Em 10% a 20% dos casos, a doença apresenta-se de forma aguda e fulminante.

Como tratar a hepatite autoimune?

O tratamento deste tipo de hepatite tem como objetivo suprimir a resposta imunitária para induzir e manter a remissão da doença, geralmente pelo uso de corticosteroides associados a um imunossupressor.

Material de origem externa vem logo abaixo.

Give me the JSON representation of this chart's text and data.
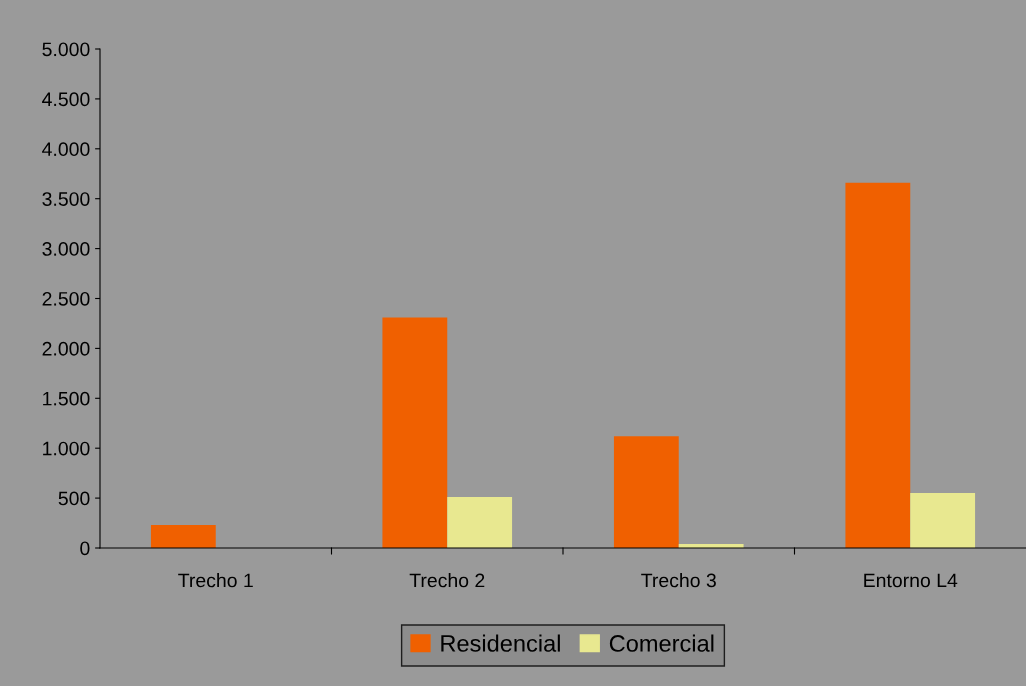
{
  "chart_data": {
    "type": "bar",
    "categories": [
      "Trecho 1",
      "Trecho 2",
      "Trecho 3",
      "Entorno L4"
    ],
    "series": [
      {
        "name": "Residencial",
        "color": "#f06000",
        "values": [
          230,
          2310,
          1120,
          3660
        ]
      },
      {
        "name": "Comercial",
        "color": "#e8e890",
        "values": [
          0,
          510,
          40,
          550
        ]
      }
    ],
    "ylim": [
      0,
      5000
    ],
    "yticks": [
      0,
      500,
      {
        "value": 1000,
        "label": "1.000"
      },
      {
        "value": 1500,
        "label": "1.500"
      },
      {
        "value": 2000,
        "label": "2.000"
      },
      {
        "value": 2500,
        "label": "2.500"
      },
      {
        "value": 3000,
        "label": "3.000"
      },
      {
        "value": 3500,
        "label": "3.500"
      },
      {
        "value": 4000,
        "label": "4.000"
      },
      {
        "value": 4500,
        "label": "4.500"
      },
      {
        "value": 5000,
        "label": "5.000"
      }
    ],
    "grid": false,
    "legend": "bottom"
  }
}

O transplante de fígado é a única opção curativa quando a doença progride para cirrose descompensada.

Rastreio das hepatites

Uma vez que a maior parte dos casos de hepatite não apresenta sintomas, o rastreio torna-se essencial para detetar casos precocemente, evitando o evoluir para doenças hepáticas graves. O rastreio é feito através de análises clínicas para avaliar a função hepática.

A OMS e as autoridades de saúde recomendam o rastreio das hepatites B e C a todos os adultos pelo menos uma vez na vida, e testes regulares para populações com comportamentos de risco.

Se tens dúvidas sobre o teu estado de saúde ou se estiveste expostx a algum fator de risco, marca uma consulta médica para fazer o teu rastreio.